На земле – без земли… А ведь это, ей-богу, тема! Нет, нет, не для танцующих собачек, извините, ваше превосходительство, опять, кажется, придется огорчить… Что ж делать! Ремесло.
Молнией озаренье вспыхнуло: земля в горшочке.
Злобная улыбка сверкнула из-под усов: один махонький горшочек. Махоточка карачунская.
Только и всего, ваше превосходительство…
– Разрешите?
Что в этот вечер творилось в цирке!
Трещали скамейками. От дыхания множества людей мутнели яркие лампы. Рев восторга распирал брезентовый купол балагана; он, казалось, вот-вот сорвется и мутновато-красным шаром улетит в грозовые облака.
И присудят ли самофаловскому мойщику Янову за победу над немцем Фоссом обещанные пятьдесят целковых – так и останется неизвестным.
Но бог с ними, с борцами.
Хотя мойщик действительно положил знаменитого немца и тут же, на манеже, под свист и хохот публики получил обещанные Никитиным деньги. Хотя скамейки, как уже было сказано, трещали и рев стоял именно во время этого поединка, – все было ничто по сравнению с великолепным выходом Дурова.
Его встречали, как всегда, шумно, восторженно. Вместе с униформистами на манеже выстроилась вся труппа, и это по цирковым традициям был наивысший почет.
Он появился стремительно, в многоцветном сверканье парчовой одежды, в радостном всплеске оркестра, в криках и громе аплодисментов, рухнувших горным обвалом и, казалось, потрясших всю землю… На вскинутых в знак приветствия его руках сверкали, длинными сияющими огнями переливались причудливо драгоценные камни перстней.
– Люди! – воскликнул, покрывая все шумы. – Люди…
Люди всех чинов и званий,
Без различья состояний,
Перед вами я стою
И челом вам низко бью!
Жрец веселого я смеха,
Откликаюсь я, как эхо,
На людские все дела,
И моя сатира зла!
О, этот хищный оскал, сверкающий из-под франтоватых усов! И бешеный темп одна другую сменяющих шуток, реприз, акробатических трюков… Не переводя дыханья от одного взрыва хохота – к другому, к третьему!
Выражаюсь я по-русски
И не раз сидел в кутузке,
Но не брошу никогда
Резать правду, господа!
Едва окончив монолог, он сразу же как бы засучивает рукава, уходит в работу.

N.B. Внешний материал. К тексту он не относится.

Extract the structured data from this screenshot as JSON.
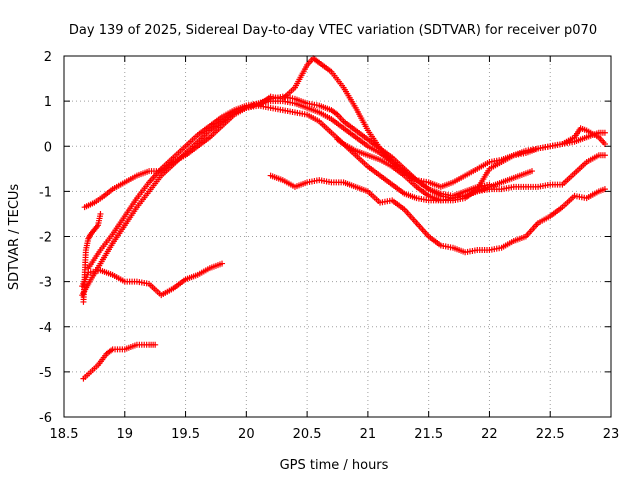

Шесть картонных листов с огромными буквами:
– Вот, господа, не угодно ли… Наши министры каждый день делают государю доклад… и получают за это…
Откидывается первый лист.
– Окла-а-ад! – орет публика.
– Абсолютно правильно! – летит следующий лист. – Такой наш режим для министерских бюрократов…
– Кла-а-ад! – гогочет цирк. – Кла-а-ад!
Каждый сейчас рисует в своем воображении министра: неприступен, что твой монумент, фрак со звездой, важность непомерная… До их высокопревосходительств – как до бога, не достать… С каким-нибудь там прошеньишком не сунься, куда прешь, – одно слово: ми-ни-стр! И вдруг – при твоем вроде бы участии, при оскорбительном твоем гоготе – бац! – по лысине, по лысине господину министру! По лысине!
– Кла-а-ад!
– Так их, сволочей!
– Браво! Браво!
– Но, господа, – Дуров подымает руку, и снова вспыхивают синие, желтые, фиолетовые длинные огни перстней. – Но, господа, правительство наше очень заботится о том, чтобы в государстве был…
Третий лист отброшен. Пожалуйста, совсем не трудно прочесть коротенькое слово «лад». Ан молчит ведь публика-то… Какой там к черту лад! Правительство заботится… Держи карман! От такой заботы…
– Лад! – в одиночестве, в молчании разводит руками Дуров. – Но на самом-то деле, друзья, все мы отлично знаем, что на Руси у нас сущий…
– Ад! – весело вопят сотни глоток. – Ад! Ад! Ад!
Тут уж не только министру по лысине, тут уж – хватай выше…
И назвать-то – так оторопь берет.
– Ад! – беснуется публика. Хохот, рев, аплодисменты.
Откуда ни возьмись, на манеже – дог, наш старый знакомый, с каким лет пять назад впервые в смешной колясочке появился Анатолий Леонидович на Мало-Садовой.
Страшен, мордаст, грозно, басовито рычит на потешного раскоряку-пеликана, зажавшего под крылом папку с надписью «Дело». Кланяется неуклюжая птица, приседает, всем существом своим показывая страх перед начальством.
– Эх ты, подхалим, трус несчастный! – смеется Дуров. – С таким-то носищем дрейфишь перед его высокоблагородием!